Oh, say can you sing the lyrics to "The Star-Spangled Banner?"
A recent poll showed that less than 40 percent of Americans know all the words to their national anthem.
However, the first- through eighth-grade students at Monte Cassino School know the lyrics, and they proved it by the dawn's early light Friday, the 193rd anniversary of the day that Francis Scott Key wrote the song that would make him famous.
Key died in 1843, but he has his own unofficial Web site, www.tulsaworld.com/francisscottkey.
It says the song reflects Key's feelings on the morning of Sept. 14, 1814, when he saw the American flag had survived a night of intense fighting with the British during the War of 1812.
However, Monte Cassino second-grader Kale Keeling already knew all that. The 8-year-old can tell you about the factors that led to the war ("they were stealing our sailors") and how the Brits burned part of Washington, D.C., as part of the hostilities.
Kale and fellow Monte Cassino second-grader Rebecca Franklin said they like the song, although the words are a little hard to understand.
Befittingly for a song written by an attorney who practiced almost 200 years ago, the lyrics are about as easy to navigate as Chesapeake Bay on the night of the battle that Key immortalized.
Let's face it, "what so proudly we hailed" rarely comes up in conversation anymore.
The same Harris Poll showed only 39 percent of those who described themselves as knowing the words to the anthem answered correctly when asked what comes after "whose broad stripes and bright stars."
Correct answer: "through the perilous fight," not night.
Of those with a firm handle on the song, 58 percent had at least five years of musical training in school.
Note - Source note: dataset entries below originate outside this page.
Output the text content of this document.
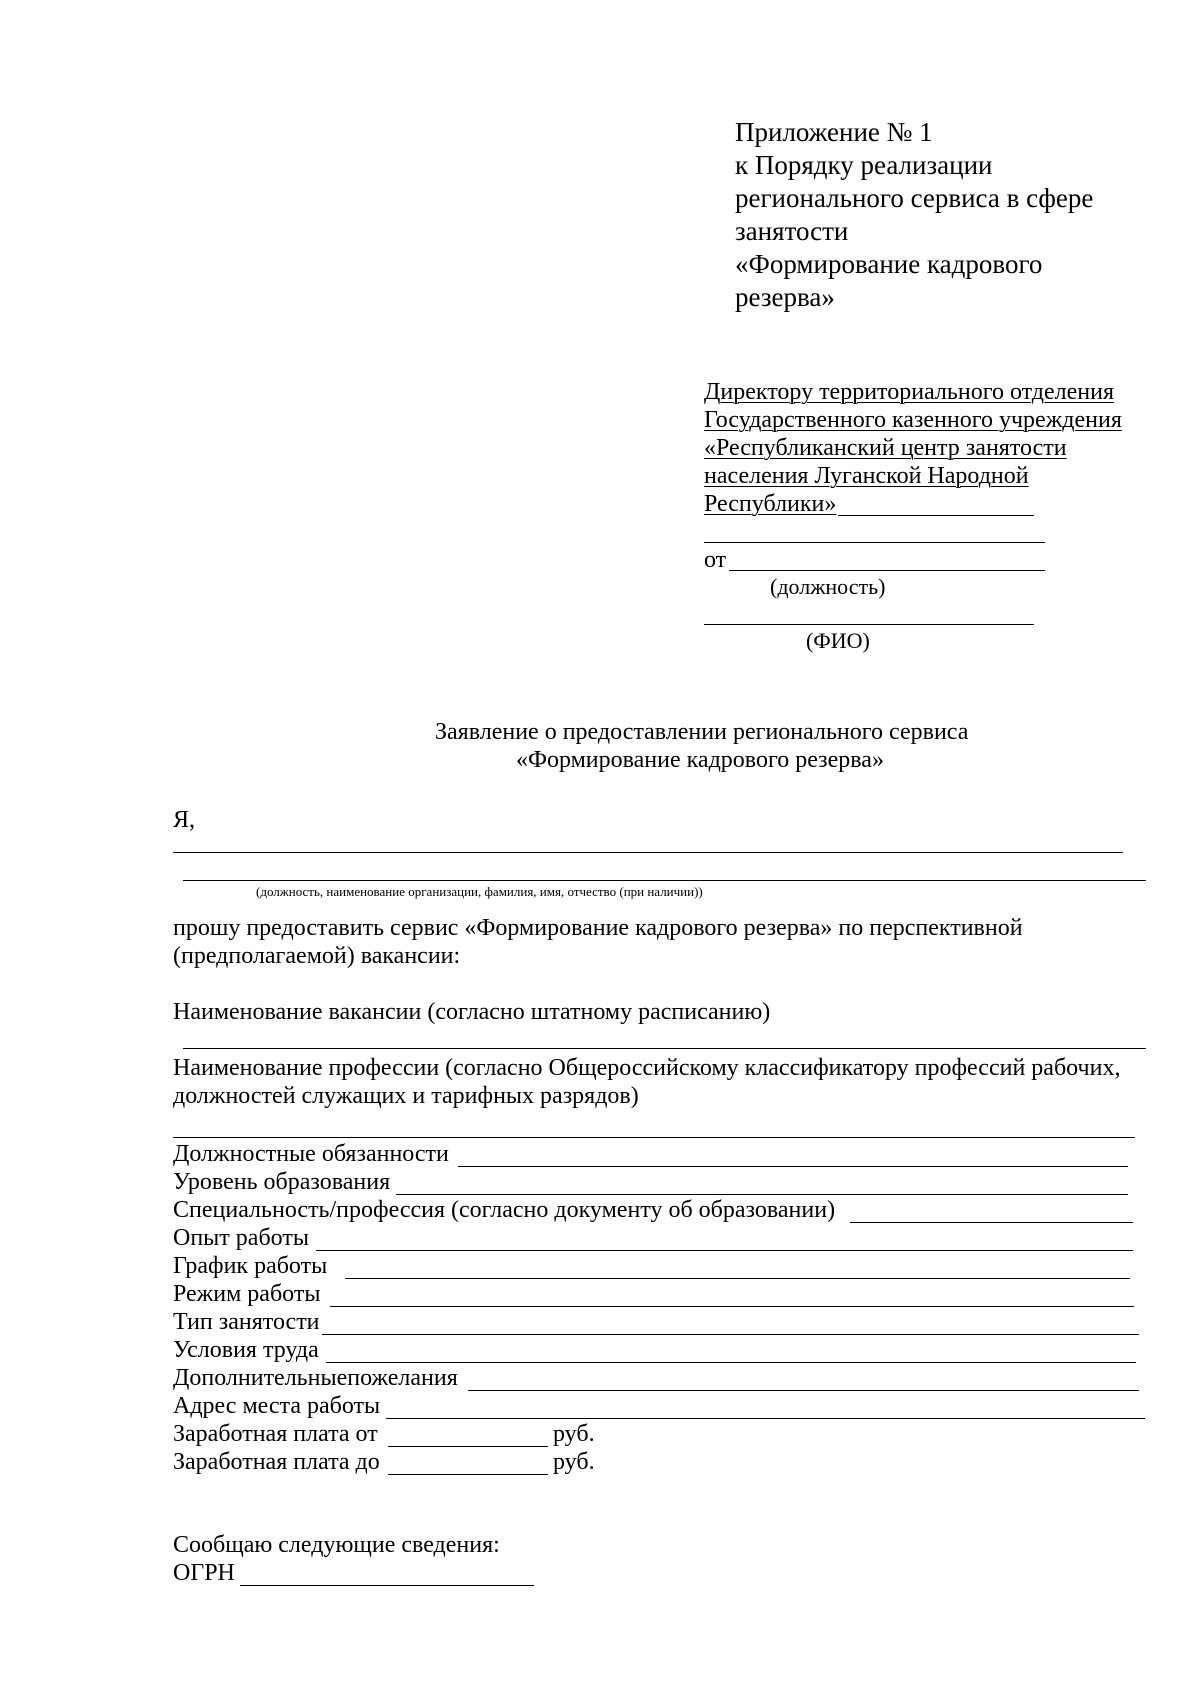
Приложение № 1
к Порядку реализации
регионального сервиса в сфере
занятости
«Формирование кадрового
резерва»
Директору территориального отделения
Государственного казенного учреждения
«Республиканский центр занятости
населения Луганской Народной
Республики»
от
(должность)
(ФИО)
Заявление о предоставлении регионального сервиса
«Формирование кадрового резерва»
Я,
(должность, наименование организации, фамилия, имя, отчество (при наличии))
прошу предоставить сервис «Формирование кадрового резерва» по перспективной
(предполагаемой) вакансии:
Наименование вакансии (согласно штатному расписанию)
Наименование профессии (согласно Общероссийскому классификатору профессий рабочих,
должностей служащих и тарифных разрядов)
Должностные обязанности
Уровень образования
Специальность/профессия (согласно документу об образовании)
Опыт работы
График работы
Режим работы
Тип занятости
Условия труда
Дополнительныепожелания
Адрес места работы
Заработная плата от	руб.
Заработная плата до	руб.
Сообщаю следующие сведения:
ОГРН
That's where Monte Cassino instructor Joanne Pearson enters the picture. Friday's event, which featured about 600 students belting out the song, was her idea. In her 24th year at Monte Cassino, Pearson teaches music to the elementary school-aged students there ("I don't teach anyone taller than me," she says.).
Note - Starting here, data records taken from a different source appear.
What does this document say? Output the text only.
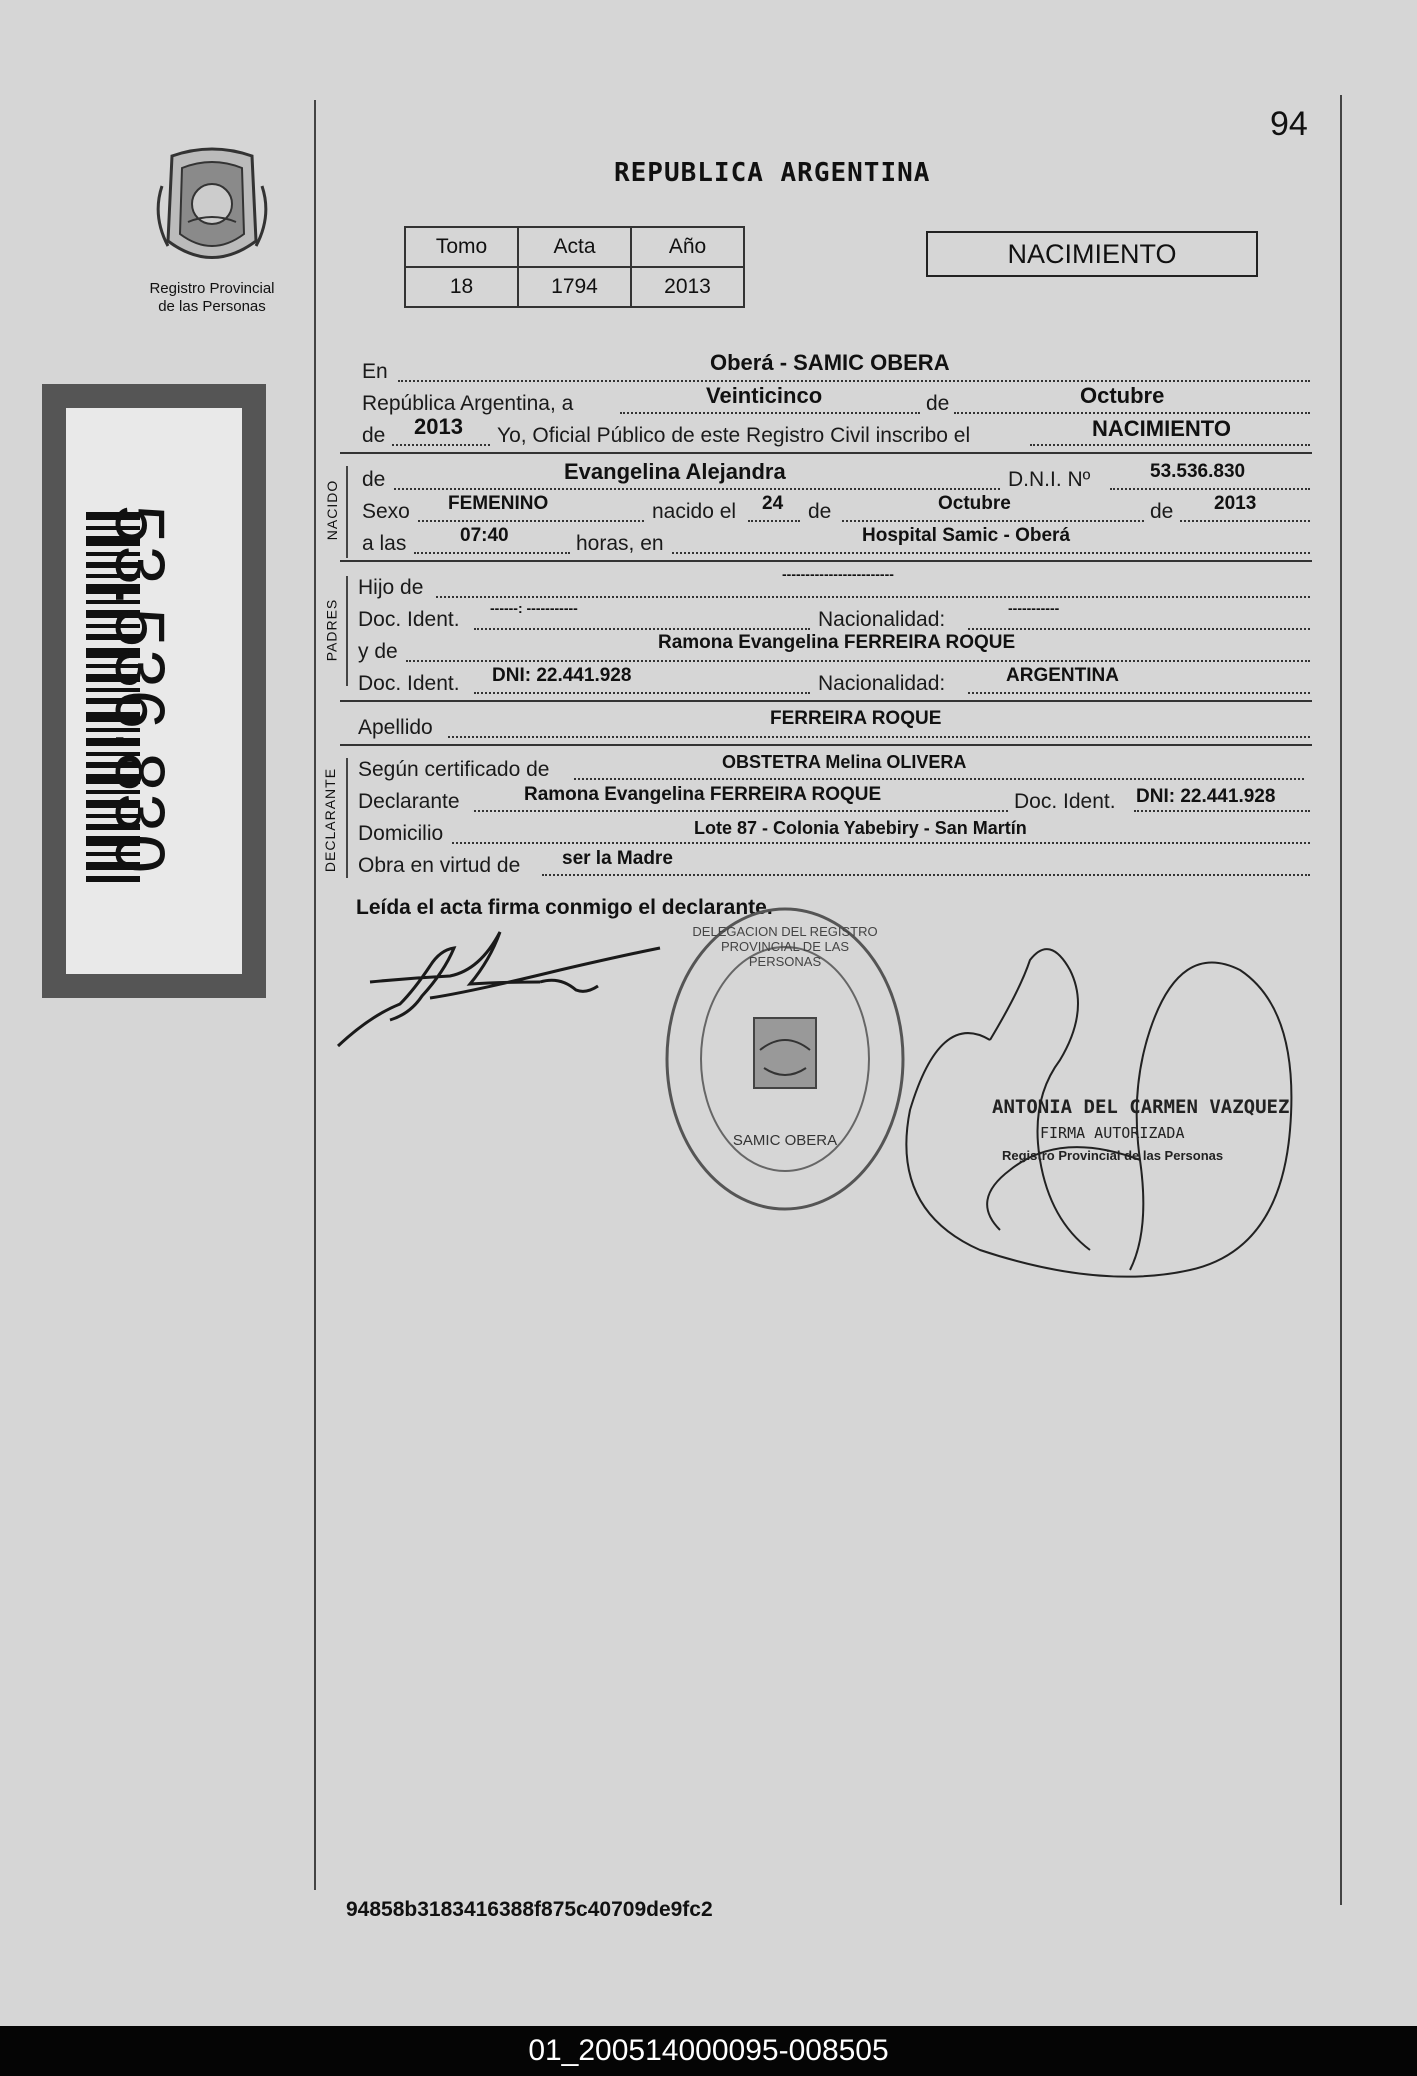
94
REPUBLICA ARGENTINA
Registro Provincial
de las Personas
53.536.830
Tomo	Acta	Año
18	1794	2013
NACIMIENTO
En	Oberá - SAMIC OBERA
República Argentina, a	Veinticinco	de	Octubre
de 2013 Yo, Oficial Público de este Registro Civil inscribo el	NACIMIENTO
NACIDO
de	Evangelina Alejandra	D.N.I. Nº	53.536.830
Sexo FEMENINO	nacido el 24 de	Octubre	de 2013
a las	07:40	horas, en	Hospital Samic - Oberá
PADRES
Hijo de
------------------------
Doc. Ident. ------: -----------	Nacionalidad:	-----------
y de	Ramona Evangelina FERREIRA ROQUE
Doc. Ident. DNI: 22.441.928	Nacionalidad:	ARGENTINA
Apellido	FERREIRA ROQUE
DECLARANTE Según certificado de	OBSTETRA Melina OLIVERA
Declarante	Ramona Evangelina FERREIRA ROQUE	Doc. Ident. DNI: 22.441.928
Domicilio	Lote 87 - Colonia Yabebiry - San Martín
Obra en virtud de ser la Madre
Leída el acta firma conmigo el declarante.
DELEGACION DEL REGISTRO PROVINCIAL DE LAS PERSONAS
SAMIC OBERA
ANTONIA DEL CARMEN VAZQUEZ
FIRMA AUTORIZADA
Registro Provincial de las Personas
94858b3183416388f875c40709de9fc2
01_200514000095-008505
Pearson said she was in Washington, D.C., in June for the National Anthem Project Grand Finale in which more than 1,200 school children stood in the formation of the United States and sang the song.
She said she told her students to notice how many adults don't actually sing when the anthem is played at public gatherings. Pearson said she challenged them to be part of a generation that will sing along with the song, which became the national anthem in 1931.
Of course, "The Star-Spangled Banner" has its detractors. Some say that it is no match musically for "Oh, Canada"and many other national anthems.
Also, many will tell you that "God Bless America" is easier to sing. Of course, "God Bless America" was written by noted composer Irving Berlin. Key, on the other hand, was a onehit wonder.
An amateur poet, his "Defence of Fort McHenry" was hastily written on the back of a letter and was later set to the music of a popular British drinking tune, "The Anacreontic Song," according to Key's Web site. Still, like the flag he wrote about in 1814, it survives and, thanks to the students at Monte Cassino – and others like them, thrives.